When I was hired at Planned Parenthood, it was in large part due to the fact that I had established a center for men that provided information and education about reproductive health and responsibility. It was understood that until we more fully address the needs and psychology of men in the realm of reproductive choices, responsibility would continue to largely fall on women's shoulders. Now, a new test for fertility is coming to market that will help men immediately discover whether they are fertile or not. I am curious if this will lead to greater awareness on the part of men, not just those desperate to have their own biological offspring, but an overall recognition of the role men play in bringing more of us into an overpopulated world, one decision, one person, one couple, one family at a time.

Back to the Dalai Llama talking about religious beliefs in India 20 years ago, (a country now straining under an incredible 1.2 billion humans), it still remains that belief systems control behavior.

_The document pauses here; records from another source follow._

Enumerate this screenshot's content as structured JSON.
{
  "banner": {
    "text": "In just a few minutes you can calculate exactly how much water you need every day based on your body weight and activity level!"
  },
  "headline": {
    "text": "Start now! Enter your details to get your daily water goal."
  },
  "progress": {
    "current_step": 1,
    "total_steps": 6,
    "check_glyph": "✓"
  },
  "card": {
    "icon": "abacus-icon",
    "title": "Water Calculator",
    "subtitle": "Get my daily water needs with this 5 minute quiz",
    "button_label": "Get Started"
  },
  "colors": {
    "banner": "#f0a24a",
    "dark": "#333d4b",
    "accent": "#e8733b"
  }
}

Whether it’s religious conviction, nationalism, a sense of ethnic preservation or other social ideology justifying why we should continue to “be fruitful and multiply,” at root is usually an entitled sense of male dominance and control at worst, male pride at best that too often spirals our numbers beyond carrying capacity all over the world. That, and the notion that technology solves all problems and will solve this one by finding more Earths to populate. It hasn’t and it won’t.

It’s time again to talk about how to keep our numbers in check instead of relying on war, famine, disease and now climate change to do the job. We need to consider those people who have been at this effort for a long time and give them our support in the form of time or money or both.

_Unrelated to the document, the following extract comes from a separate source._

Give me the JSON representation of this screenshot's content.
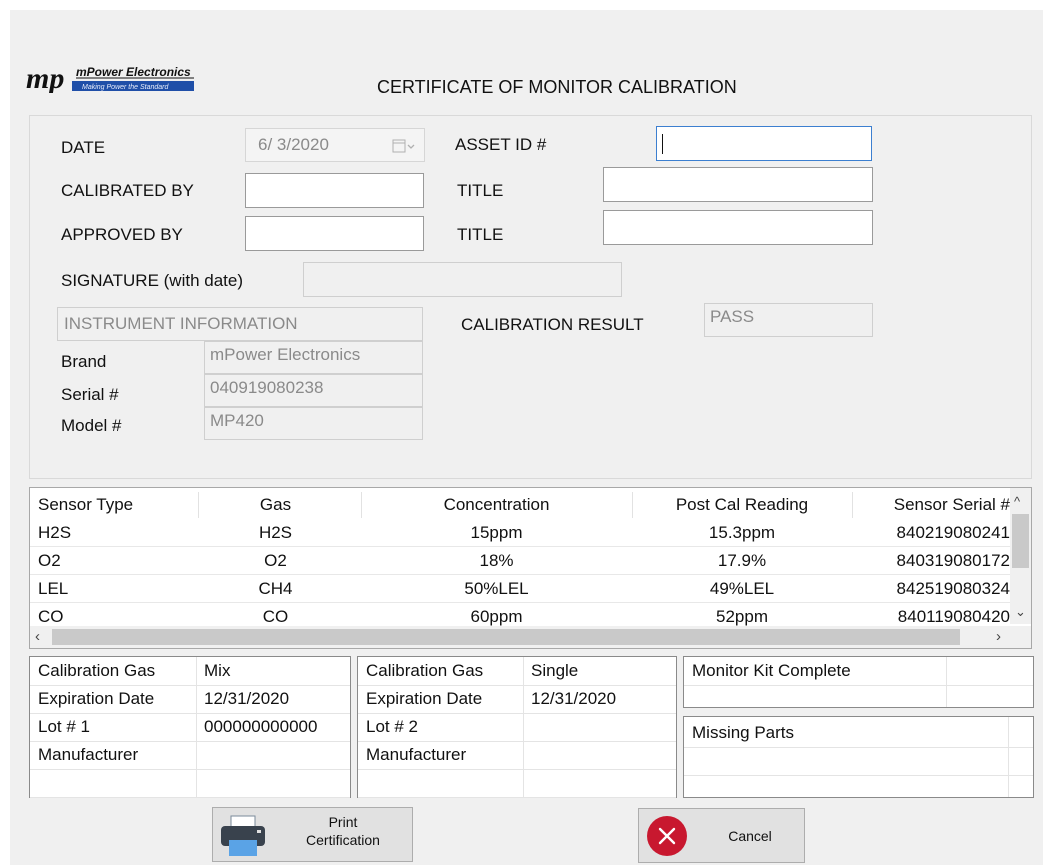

One of those efforts I have supported over the years is the United Nations Fund for Population Activities. http://www.unfpa.org  All over the world it has delivered services where least available and difficult to access. A few dollars go a long way.

And what about making population a table or bedroom topic again? Very intelligent and educated people need to consider right now their decisions about how many children they have in the larger context the Dalai Lama and other leaders have spoken about. And those less educated need access to information and services as part of a comprehensive health and wellness approach. We need to see this topic reintroduced in the mass media and consistently framed as a fundamental problem that can be addressed in a humane way that elevates human freedoms and liberty instead of being perceived as taking them away.